418 First, user needs to configure SPDK to include PMDK support:
419
420 `configure --with-pmdk`
421
422 To create pmemblk pool for use with SPDK user should use `create_pmem_pool` RPC command.
423
424 Example command
425
426 `rpc.py create_pmem_pool /path/to/pmem_pool 25 4096`
427
428 To get information on created pmem pool file user can use `pmem_pool_info` RPC command.
429
430 Example command
431
432 `rpc.py pmem_pool_info /path/to/pmem_pool`
433
434 To remove pmem pool file user can use `delete_pmem_pool` RPC command.
435
436 Example command
437
438 `rpc.py delete_pmem_pool /path/to/pmem_pool`
439
440 To create bdev based on pmemblk pool file user should use `construct_pmem_bdev ` RPC
441 command.
442
443 Example command
444
445 `rpc.py construct_pmem_bdev /path/to/pmem_pool -n pmem`
446
447 To remove a block device representation use the delete_pmem_bdev command.
448
449 `rpc.py delete_pmem_bdev pmem`
450
451 # Virtio Block {#bdev_config_virtio_blk}
452
453 The Virtio-Block driver allows creating SPDK bdevs from Virtio-Block devices.
454
455 The following command creates a Virtio-Block device named `VirtioBlk0` from a vhost-user
456 socket `/tmp/vhost.0` exposed directly by SPDK @ref vhost. Optional `vq-count` and
457 `vq-size` params specify number of request queues and queue depth to be used.
458
459 `rpc.py construct_virtio_dev --dev-type blk --trtype user --traddr /tmp/vhost.0 --vq-count 2 --vq-size 512 VirtioBlk0`
460
461 The driver can be also used inside QEMU-based VMs. The following command creates a Virtio
462 Block device named `VirtioBlk0` from a Virtio PCI device at address `0000:00:01.0`.
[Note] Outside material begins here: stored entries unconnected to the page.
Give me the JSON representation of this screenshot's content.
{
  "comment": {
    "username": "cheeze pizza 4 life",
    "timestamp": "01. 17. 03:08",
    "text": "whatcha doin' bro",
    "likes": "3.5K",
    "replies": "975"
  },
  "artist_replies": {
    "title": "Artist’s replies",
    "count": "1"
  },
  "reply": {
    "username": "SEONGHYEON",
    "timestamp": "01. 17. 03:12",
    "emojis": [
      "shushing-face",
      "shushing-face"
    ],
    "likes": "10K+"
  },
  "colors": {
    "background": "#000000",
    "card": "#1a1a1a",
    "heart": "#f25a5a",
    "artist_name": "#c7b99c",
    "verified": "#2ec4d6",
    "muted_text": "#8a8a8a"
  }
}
463 The entire configuration will be read automatically from PCI Configuration Space. It will
464 reflect all parameters passed to QEMU's vhost-user-scsi-pci device.
465
466 `rpc.py construct_virtio_dev --dev-type blk --trtype pci --traddr 0000:01:00.0 VirtioBlk1`
467
468 Virtio-Block devices can be removed with the following command
469
470 `rpc.py remove_virtio_bdev VirtioBlk0`
471
472 # Virtio SCSI {#bdev_config_virtio_scsi}
473
474 The Virtio-SCSI driver allows creating SPDK block devices from Virtio-SCSI LUNs.
475
476 Virtio-SCSI bdevs are constructed the same way as Virtio-Block ones.
477
478 `rpc.py construct_virtio_dev --dev-type scsi --trtype user --traddr /tmp/vhost.0 --vq-count 2 --vq-size 512 VirtioScsi0`
479
480 `rpc.py construct_virtio_dev --dev-type scsi --trtype pci --traddr 0000:01:00.0 VirtioScsi0`
481
482 Each Virtio-SCSI device may export up to 64 block devices named VirtioScsi0t0 ~ VirtioScsi0t63,
483 one LUN (LUN0) per SCSI device. The above 2 commands will output names of all exposed bdevs.
484
485 Virtio-SCSI devices can be removed with the following command
486
487 `rpc.py remove_virtio_bdev VirtioScsi0`
488
489 Removing a Virtio-SCSI device will destroy all its bdevs.